Menurut Partner and President Director Kearney, Shirley Santoso ada 2 Penyebab kenapa e-commerce dijadikan garda terdepan untuk kemajuan ekonomi di kota- kota yang  tidak termasuk non-metropolitan (Tier 2 dan Tier 3).  Pertama, karena e-commerce adalah platform digital yang paling mudah diterima  masyarakat awam (laggards), mereka yang termasuk ‘ketinggalan zaman’ dalam teknologi.  Kedua, diterimanya layanan digital yang mudah digunakan berhubungan dengan ‘belanja online’ oleh warga awam dari kota kecil dan di desa.   Menurut Riset yang sudah dilakukan, tercatat 66 % pengguna platform e-commerce yang paling mudah diterima masyarakat awam di Tier 2 dan 3.  Untuk ride hailing dan food delivery yang digunakan adalah dibawah 50%.

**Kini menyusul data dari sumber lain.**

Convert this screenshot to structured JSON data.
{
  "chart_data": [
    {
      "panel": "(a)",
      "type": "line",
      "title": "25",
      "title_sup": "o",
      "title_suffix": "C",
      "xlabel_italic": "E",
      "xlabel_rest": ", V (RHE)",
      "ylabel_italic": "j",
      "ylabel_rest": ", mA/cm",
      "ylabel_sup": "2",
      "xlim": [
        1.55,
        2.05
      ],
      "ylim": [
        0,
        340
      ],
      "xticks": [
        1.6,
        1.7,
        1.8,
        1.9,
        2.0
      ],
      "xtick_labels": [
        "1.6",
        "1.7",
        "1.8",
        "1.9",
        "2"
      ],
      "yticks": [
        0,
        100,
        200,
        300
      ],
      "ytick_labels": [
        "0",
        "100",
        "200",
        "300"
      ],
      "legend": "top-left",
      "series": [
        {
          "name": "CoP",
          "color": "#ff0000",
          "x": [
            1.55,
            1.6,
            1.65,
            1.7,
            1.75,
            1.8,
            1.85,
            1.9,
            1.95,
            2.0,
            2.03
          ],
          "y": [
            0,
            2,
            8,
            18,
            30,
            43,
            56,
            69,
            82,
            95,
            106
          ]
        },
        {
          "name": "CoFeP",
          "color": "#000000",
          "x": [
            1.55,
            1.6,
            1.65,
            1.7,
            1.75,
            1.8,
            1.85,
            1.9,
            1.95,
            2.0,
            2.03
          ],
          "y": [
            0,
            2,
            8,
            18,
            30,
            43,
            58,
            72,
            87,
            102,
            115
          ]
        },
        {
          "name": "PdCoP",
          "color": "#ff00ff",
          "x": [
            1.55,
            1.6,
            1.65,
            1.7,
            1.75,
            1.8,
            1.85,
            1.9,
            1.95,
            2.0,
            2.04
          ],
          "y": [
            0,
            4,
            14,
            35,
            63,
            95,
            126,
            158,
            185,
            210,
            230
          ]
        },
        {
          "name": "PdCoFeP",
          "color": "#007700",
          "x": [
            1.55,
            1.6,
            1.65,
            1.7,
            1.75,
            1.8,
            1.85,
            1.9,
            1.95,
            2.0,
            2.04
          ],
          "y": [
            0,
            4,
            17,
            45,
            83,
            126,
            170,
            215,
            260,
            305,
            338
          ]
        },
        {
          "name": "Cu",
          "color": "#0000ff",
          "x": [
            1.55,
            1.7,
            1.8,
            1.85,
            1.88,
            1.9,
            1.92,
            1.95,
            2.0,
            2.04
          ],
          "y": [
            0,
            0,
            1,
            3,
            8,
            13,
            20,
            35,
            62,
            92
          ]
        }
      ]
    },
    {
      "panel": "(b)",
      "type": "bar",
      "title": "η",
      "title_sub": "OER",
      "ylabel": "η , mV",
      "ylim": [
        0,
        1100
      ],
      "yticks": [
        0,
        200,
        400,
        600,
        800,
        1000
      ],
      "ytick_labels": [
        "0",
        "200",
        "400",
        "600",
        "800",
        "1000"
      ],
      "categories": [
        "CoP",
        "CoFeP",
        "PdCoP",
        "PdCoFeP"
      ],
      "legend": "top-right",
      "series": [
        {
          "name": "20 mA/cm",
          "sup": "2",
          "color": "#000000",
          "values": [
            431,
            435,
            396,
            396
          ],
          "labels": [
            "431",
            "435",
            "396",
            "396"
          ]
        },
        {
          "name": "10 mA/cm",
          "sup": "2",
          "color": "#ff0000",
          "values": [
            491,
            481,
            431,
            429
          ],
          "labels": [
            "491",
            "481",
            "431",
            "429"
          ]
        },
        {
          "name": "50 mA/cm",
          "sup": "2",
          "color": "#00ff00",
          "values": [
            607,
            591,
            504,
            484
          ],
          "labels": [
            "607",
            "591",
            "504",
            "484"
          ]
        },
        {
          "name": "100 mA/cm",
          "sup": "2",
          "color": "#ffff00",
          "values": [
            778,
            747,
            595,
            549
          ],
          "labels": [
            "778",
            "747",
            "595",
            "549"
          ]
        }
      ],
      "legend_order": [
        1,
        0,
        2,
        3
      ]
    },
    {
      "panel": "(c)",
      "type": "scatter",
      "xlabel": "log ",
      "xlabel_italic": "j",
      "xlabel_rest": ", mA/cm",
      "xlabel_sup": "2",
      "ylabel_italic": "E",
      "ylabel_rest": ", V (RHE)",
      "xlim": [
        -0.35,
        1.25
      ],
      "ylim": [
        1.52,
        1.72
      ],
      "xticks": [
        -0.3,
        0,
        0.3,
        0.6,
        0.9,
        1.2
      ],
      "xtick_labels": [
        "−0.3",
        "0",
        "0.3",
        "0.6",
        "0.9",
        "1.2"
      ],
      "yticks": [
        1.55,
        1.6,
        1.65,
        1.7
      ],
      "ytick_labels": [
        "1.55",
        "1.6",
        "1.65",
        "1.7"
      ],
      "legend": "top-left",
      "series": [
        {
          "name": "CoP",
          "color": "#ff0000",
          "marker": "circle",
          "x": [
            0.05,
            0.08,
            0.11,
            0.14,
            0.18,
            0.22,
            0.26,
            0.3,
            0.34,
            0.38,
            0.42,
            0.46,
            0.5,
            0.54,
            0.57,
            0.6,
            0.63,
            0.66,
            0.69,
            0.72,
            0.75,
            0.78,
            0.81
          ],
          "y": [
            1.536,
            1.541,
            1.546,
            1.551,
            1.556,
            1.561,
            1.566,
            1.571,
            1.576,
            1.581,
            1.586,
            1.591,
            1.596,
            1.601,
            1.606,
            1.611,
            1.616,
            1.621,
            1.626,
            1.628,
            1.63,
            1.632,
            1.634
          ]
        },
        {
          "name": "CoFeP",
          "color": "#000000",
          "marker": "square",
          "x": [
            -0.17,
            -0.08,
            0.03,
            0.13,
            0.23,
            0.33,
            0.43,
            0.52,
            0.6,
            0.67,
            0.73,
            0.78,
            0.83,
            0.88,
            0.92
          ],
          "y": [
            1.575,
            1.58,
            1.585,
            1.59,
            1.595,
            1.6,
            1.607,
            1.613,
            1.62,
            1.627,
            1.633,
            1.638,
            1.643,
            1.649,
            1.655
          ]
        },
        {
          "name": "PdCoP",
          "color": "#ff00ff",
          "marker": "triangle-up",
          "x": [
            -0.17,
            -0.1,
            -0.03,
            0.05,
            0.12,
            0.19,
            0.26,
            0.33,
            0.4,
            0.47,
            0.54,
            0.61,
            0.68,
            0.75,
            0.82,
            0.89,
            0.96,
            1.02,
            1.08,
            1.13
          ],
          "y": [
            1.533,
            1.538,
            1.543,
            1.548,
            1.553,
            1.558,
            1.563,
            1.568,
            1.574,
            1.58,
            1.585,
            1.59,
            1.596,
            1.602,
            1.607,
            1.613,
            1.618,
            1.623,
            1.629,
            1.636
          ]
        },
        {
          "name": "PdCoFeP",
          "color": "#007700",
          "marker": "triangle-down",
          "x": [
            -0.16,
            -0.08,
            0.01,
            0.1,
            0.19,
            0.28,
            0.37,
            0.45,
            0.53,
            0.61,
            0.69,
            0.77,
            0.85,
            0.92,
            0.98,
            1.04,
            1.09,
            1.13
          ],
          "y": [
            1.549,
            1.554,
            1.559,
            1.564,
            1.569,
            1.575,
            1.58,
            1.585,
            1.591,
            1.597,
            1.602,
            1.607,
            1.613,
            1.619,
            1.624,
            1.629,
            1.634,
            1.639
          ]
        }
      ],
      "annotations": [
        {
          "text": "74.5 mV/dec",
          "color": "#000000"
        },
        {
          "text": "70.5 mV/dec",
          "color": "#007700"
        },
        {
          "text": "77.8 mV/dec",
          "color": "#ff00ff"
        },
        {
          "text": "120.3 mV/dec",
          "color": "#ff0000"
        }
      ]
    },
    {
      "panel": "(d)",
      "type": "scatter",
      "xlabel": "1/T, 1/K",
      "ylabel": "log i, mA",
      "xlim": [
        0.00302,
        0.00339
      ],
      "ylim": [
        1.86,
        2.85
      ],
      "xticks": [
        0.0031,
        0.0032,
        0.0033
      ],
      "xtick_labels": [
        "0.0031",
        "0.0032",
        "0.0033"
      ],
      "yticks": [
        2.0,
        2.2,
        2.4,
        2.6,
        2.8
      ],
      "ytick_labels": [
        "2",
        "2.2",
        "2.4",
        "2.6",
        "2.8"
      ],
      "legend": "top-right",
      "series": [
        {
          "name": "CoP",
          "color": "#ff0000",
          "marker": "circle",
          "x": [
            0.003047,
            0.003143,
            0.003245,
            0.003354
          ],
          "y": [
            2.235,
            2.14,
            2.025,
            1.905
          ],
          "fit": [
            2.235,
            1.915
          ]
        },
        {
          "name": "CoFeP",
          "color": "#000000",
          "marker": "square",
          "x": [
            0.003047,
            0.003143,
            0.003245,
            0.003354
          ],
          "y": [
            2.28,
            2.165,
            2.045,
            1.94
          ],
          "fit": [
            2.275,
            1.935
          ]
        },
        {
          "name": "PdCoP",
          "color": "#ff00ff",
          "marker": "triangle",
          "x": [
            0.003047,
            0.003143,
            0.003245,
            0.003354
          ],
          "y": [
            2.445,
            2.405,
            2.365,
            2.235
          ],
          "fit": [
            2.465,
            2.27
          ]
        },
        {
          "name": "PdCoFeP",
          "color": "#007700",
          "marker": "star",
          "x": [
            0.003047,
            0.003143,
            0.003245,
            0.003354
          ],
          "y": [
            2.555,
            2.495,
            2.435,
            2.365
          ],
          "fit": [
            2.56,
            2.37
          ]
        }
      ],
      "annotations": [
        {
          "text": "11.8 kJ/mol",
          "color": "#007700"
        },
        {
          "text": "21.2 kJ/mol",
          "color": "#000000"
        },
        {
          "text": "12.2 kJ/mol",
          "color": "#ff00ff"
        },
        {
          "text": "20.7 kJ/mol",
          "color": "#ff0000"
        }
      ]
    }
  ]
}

Untuk digital payment dapat tumbuh subur karena masyarakatnya sudah terbiasa.  Dijelaskan oleh Shirley, perlu terus menggenjot infestasi sektor TI dari banyak stakeholder kepada kota Tier 2 dan 3 supaya tidak terjadi ketimpangan adopsi digital, terutama kemudahan e-commerce bisa masuk.

Menurut Shirley, ada 6 kunci mengembangkan e-commerce, yakni : infrastruktur fisik, digital dan regulasi, edukasi konsumen yang ditambah, mengembangkan SDM, dan akses permodalan buat para pelaku usaha dipermudah.  Keenam hal tersebut ditemukan pada konsumen di Pulau Jawa dan di luar Jawa yang punya prioritas yang berbeda.

Early adopters di Jawa mementingkan kemudahan penggunaan, harga, promosi, dan ketersediaan barang. Sedangkan konsumen yang berada di luar Jawa mementingkan keamanan terutama akses pengiriman yang menjadi kendala utama.  Menurut Shirley, masyarakat ‘Non-Jawa membutuhkan ‘basics-right’ seputar masalah yang berbasis infra. Untuk masyarakat di Jawa, lebih sensitif kepada harga.